Hanno addirittura istituito un fondo per le nostre cauzioni senza fare
domande. Quando è toccato a me finire dentro per sommossa, la mia
cauzione di 80mila dollari è stata pagata da due bianchi: metà da Morris
Malvin, un radiologo e metà da Panny Sabin, l’ereditiera della Blue
Bell Potato Chips che ha pagato in azioni della sua azienda.
Malbin
si è occupato di molte raccolte fondi per noi. Tutti i dottori nelle
nostre cliniche erano bianchi. Da sempre vedo la gente unirsi nelle
lotte, bianchi neri, nativi, e questo mi aiuta a tenere alta la mia
motivazione.
Gary
Younge ha detto “Quando le persone parlano della natura distruttiva
delle rivolte, dovrebbero tenere a mente in primis la natura distruttiva
di ciò che le ha provocate, ma anche le possibilità che spesso vengono
aperte da questi momenti storici.”
È
proprio così. Le persone che stanno portando avanti le proteste a
Portland hanno una forza incredibile e un grande cuore. Stanno facendo
arrivare alla gente i messaggi giusti. Parlano ai manifestanti dei loro
diritti. Parlando al telefono con due di loro, qualche giorno fa, li ho
incoraggiati a continuare a portare queste istanze nelle strade. Perché è
lì che devono essere risolte.
Riceveranno
presto delle pressioni per iniziare ad accettare dei compromessi. Non
possiamo farci fregare accontentarci di qualche riforma irrilevante.
Abbiamo l’opportunità di pensare in grande: limitare i fondi per la
polizia, porre fine al problema della mancanza di alloggi, rivendicare
un lavoro per tutti.
In
questo momento stiamo vedendo lo spirito nelle strade di tutti gli
Stati Uniti, anche nelle piccole città. Qui in Oregon, ci sono proteste
in città che di solito non vedono mobilitazioni, luoghi come Klamath
Falls. Questa
è la vera coalizione arcobaleno di cui parlava Fred Hampton negli anni
’60 prima che la polizia lo crivellasse di pallottole insieme a Mark
Clark. Ora siamo in movimento. Abbiamo una reale possibilità di migliorare le cose per i nostri nipoti. È un peccato che abbiamo visto quegli orribili otto minuti e 46 secondi per far prendere coscienza alle persone della realtà della situazione. Dobbiamo guardarci l’un l’altro alle spalle, guardarci l’un l’altro.

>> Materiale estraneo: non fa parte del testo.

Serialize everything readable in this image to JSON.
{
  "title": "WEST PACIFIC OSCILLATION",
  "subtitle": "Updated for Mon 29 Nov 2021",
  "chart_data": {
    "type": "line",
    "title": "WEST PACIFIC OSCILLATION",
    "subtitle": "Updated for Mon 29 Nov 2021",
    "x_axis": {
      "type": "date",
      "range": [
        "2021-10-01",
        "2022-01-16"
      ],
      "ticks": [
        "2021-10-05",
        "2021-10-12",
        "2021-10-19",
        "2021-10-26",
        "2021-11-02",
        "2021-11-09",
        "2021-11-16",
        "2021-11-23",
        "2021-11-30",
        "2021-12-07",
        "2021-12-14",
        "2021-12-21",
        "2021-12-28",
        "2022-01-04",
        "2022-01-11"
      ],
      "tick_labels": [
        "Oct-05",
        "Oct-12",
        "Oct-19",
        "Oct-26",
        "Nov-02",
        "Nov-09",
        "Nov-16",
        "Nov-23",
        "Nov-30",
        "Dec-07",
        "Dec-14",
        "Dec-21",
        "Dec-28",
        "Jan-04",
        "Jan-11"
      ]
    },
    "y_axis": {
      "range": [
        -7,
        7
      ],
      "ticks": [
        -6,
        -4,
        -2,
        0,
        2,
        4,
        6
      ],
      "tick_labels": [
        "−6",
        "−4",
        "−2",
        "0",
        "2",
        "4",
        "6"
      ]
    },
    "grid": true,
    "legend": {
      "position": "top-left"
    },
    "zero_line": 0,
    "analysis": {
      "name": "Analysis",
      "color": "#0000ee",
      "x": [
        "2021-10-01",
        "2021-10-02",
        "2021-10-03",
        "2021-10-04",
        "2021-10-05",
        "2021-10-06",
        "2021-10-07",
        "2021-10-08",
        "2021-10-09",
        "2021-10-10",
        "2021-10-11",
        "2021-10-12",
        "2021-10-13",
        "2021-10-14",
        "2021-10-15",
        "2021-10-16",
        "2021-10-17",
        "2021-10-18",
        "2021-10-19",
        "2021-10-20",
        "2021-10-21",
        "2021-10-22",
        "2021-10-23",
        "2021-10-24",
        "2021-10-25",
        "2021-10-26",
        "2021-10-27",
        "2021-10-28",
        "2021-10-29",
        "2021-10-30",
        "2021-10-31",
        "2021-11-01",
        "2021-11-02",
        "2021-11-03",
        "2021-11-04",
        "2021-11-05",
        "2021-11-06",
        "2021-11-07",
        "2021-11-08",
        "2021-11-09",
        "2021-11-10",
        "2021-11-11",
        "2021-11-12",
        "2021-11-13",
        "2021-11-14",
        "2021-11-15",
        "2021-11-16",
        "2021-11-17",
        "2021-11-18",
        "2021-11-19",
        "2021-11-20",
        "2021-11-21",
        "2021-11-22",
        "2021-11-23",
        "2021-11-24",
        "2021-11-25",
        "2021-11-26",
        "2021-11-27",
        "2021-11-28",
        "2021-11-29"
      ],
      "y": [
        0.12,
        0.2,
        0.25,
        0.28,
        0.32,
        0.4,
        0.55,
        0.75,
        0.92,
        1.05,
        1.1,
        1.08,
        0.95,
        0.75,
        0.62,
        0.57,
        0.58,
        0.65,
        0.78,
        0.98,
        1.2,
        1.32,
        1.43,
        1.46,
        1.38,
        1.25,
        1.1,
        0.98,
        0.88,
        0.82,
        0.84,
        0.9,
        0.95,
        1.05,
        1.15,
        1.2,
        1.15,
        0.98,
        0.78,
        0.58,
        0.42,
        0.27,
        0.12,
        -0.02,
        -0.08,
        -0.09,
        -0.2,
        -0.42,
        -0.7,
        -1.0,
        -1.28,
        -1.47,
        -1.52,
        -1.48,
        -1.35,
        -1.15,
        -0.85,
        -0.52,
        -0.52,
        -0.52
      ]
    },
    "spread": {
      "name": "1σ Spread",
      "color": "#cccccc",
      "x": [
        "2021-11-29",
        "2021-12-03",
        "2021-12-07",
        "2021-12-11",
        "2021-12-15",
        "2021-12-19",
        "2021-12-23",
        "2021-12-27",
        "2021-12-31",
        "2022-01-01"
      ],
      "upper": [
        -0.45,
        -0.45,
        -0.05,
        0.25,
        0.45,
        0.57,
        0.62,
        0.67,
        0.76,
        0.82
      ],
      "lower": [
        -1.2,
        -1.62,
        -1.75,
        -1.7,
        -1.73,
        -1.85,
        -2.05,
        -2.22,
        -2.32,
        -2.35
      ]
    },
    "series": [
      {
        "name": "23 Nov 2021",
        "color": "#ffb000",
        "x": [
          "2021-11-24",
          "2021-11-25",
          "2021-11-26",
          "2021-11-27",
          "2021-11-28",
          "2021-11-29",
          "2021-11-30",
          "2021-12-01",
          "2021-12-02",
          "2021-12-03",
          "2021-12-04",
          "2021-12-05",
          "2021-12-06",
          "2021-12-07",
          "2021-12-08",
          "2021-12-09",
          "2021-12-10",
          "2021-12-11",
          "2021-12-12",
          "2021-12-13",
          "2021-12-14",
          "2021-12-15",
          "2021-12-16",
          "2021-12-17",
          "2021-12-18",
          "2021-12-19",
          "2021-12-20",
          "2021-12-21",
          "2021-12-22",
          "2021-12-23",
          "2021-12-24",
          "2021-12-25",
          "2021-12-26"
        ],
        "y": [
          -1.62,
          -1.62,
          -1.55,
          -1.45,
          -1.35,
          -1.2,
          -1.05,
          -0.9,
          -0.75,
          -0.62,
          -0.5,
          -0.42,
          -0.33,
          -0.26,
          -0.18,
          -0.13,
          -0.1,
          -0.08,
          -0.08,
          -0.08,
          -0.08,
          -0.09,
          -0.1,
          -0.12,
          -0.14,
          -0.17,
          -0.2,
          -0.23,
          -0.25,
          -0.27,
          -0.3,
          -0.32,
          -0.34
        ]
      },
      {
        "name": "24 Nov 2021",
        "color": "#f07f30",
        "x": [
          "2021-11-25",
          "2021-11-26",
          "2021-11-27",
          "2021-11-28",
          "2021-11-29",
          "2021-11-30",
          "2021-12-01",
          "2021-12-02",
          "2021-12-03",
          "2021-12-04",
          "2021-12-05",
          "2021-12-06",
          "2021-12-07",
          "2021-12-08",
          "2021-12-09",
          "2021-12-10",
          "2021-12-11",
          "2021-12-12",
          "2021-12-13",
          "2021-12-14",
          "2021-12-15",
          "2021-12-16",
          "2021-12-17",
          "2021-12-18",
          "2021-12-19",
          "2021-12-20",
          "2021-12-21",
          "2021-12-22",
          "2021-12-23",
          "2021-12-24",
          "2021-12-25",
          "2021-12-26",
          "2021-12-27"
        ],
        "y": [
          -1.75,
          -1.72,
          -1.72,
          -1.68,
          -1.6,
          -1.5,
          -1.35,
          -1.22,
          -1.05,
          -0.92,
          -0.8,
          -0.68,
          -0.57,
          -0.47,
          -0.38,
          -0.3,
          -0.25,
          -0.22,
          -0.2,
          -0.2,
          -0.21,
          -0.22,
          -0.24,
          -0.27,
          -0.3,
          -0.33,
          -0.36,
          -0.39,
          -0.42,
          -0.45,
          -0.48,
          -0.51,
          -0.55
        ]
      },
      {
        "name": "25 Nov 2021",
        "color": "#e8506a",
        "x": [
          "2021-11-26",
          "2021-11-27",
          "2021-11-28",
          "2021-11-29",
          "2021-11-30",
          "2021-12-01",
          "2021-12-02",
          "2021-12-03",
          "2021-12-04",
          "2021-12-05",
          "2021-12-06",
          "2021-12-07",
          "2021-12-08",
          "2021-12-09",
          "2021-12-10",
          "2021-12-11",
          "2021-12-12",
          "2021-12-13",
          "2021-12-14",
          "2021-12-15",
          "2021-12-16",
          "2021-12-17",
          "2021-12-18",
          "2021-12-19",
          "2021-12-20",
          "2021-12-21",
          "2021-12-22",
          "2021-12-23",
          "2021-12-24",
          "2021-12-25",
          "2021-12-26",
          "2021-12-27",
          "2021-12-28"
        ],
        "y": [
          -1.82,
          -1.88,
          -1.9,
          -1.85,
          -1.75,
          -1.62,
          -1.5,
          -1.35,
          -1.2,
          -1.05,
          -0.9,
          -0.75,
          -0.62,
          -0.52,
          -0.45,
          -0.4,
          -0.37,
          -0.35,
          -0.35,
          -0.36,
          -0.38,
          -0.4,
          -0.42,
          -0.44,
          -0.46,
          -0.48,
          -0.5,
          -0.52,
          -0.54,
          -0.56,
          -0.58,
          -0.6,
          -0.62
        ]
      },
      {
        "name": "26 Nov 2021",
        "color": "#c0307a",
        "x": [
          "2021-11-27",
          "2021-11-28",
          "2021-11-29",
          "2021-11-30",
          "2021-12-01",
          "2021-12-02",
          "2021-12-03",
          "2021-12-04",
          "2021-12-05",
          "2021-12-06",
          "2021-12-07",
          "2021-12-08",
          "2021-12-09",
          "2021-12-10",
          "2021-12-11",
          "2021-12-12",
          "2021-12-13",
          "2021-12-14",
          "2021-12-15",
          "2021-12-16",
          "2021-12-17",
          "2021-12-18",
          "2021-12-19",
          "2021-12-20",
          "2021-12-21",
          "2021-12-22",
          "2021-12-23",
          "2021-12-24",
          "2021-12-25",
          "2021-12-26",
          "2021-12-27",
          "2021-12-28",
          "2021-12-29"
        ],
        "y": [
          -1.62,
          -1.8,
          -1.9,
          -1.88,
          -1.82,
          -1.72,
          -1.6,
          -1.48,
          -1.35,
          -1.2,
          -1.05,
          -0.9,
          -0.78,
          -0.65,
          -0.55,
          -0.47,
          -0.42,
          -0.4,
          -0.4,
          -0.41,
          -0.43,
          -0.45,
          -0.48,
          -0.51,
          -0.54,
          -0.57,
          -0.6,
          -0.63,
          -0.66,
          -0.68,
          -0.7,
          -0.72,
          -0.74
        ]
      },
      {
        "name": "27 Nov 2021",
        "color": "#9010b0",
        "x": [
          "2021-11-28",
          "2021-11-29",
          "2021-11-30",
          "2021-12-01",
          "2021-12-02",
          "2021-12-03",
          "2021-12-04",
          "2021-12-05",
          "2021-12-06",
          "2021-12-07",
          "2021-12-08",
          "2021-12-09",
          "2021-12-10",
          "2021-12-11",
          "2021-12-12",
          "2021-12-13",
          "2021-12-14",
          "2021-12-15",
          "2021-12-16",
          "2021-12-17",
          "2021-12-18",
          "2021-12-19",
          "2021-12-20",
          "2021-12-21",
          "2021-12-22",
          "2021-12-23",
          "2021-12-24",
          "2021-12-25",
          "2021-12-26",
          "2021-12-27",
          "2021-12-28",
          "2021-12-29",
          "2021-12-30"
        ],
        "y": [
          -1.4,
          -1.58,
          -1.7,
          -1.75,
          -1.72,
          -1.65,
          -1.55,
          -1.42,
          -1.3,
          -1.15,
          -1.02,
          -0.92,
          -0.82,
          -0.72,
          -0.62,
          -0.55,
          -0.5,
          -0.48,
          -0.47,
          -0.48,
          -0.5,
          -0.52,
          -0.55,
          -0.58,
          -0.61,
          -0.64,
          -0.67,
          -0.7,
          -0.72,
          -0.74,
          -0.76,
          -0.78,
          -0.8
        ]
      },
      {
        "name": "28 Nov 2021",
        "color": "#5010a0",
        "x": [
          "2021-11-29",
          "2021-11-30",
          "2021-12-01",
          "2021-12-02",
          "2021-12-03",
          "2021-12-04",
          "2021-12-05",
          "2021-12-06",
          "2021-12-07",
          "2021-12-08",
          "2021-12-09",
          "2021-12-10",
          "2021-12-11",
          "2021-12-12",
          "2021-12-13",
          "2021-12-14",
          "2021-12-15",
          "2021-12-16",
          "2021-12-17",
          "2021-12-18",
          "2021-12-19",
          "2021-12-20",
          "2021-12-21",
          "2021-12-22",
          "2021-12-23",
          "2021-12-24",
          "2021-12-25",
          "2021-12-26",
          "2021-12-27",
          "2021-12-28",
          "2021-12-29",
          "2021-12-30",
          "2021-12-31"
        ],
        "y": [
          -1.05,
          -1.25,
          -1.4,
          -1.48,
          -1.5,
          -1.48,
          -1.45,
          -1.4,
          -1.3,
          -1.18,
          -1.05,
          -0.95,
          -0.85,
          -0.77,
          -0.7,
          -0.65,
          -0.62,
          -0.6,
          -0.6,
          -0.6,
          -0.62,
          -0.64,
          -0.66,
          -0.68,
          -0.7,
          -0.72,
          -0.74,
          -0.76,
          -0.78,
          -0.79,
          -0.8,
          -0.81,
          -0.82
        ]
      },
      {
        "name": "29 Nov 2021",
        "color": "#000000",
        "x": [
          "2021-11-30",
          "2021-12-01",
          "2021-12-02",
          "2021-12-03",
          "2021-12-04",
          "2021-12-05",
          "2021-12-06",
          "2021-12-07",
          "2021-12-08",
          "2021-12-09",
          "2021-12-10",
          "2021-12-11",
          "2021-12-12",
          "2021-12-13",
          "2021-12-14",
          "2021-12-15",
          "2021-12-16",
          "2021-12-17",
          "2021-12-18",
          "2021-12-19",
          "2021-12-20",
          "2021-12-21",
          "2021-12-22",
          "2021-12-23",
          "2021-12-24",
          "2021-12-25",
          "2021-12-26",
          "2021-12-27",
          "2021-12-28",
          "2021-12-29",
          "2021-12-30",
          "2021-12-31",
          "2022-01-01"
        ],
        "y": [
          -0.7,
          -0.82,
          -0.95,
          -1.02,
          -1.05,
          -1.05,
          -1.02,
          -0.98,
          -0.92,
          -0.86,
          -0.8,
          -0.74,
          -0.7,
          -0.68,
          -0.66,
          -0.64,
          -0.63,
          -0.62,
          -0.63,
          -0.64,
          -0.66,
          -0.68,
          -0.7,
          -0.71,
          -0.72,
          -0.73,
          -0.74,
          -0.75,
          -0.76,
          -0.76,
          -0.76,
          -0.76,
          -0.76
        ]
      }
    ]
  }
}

Ora ho 77 anni e chissà, potrei non essere qui oggi, domani o il giorno successivo. Ma posso star certo che una cosa: fintanto che le persone saranno fuori per le strade a lottare contro l’omicidio dei neri, io sarò lì.
Sono a fine corsa ma è come se mi sentissi all’inizio. Siamo stati qui prima, ma questa volta portiamolo alla sua conclusione. Ricominciamo e facciamolo bene.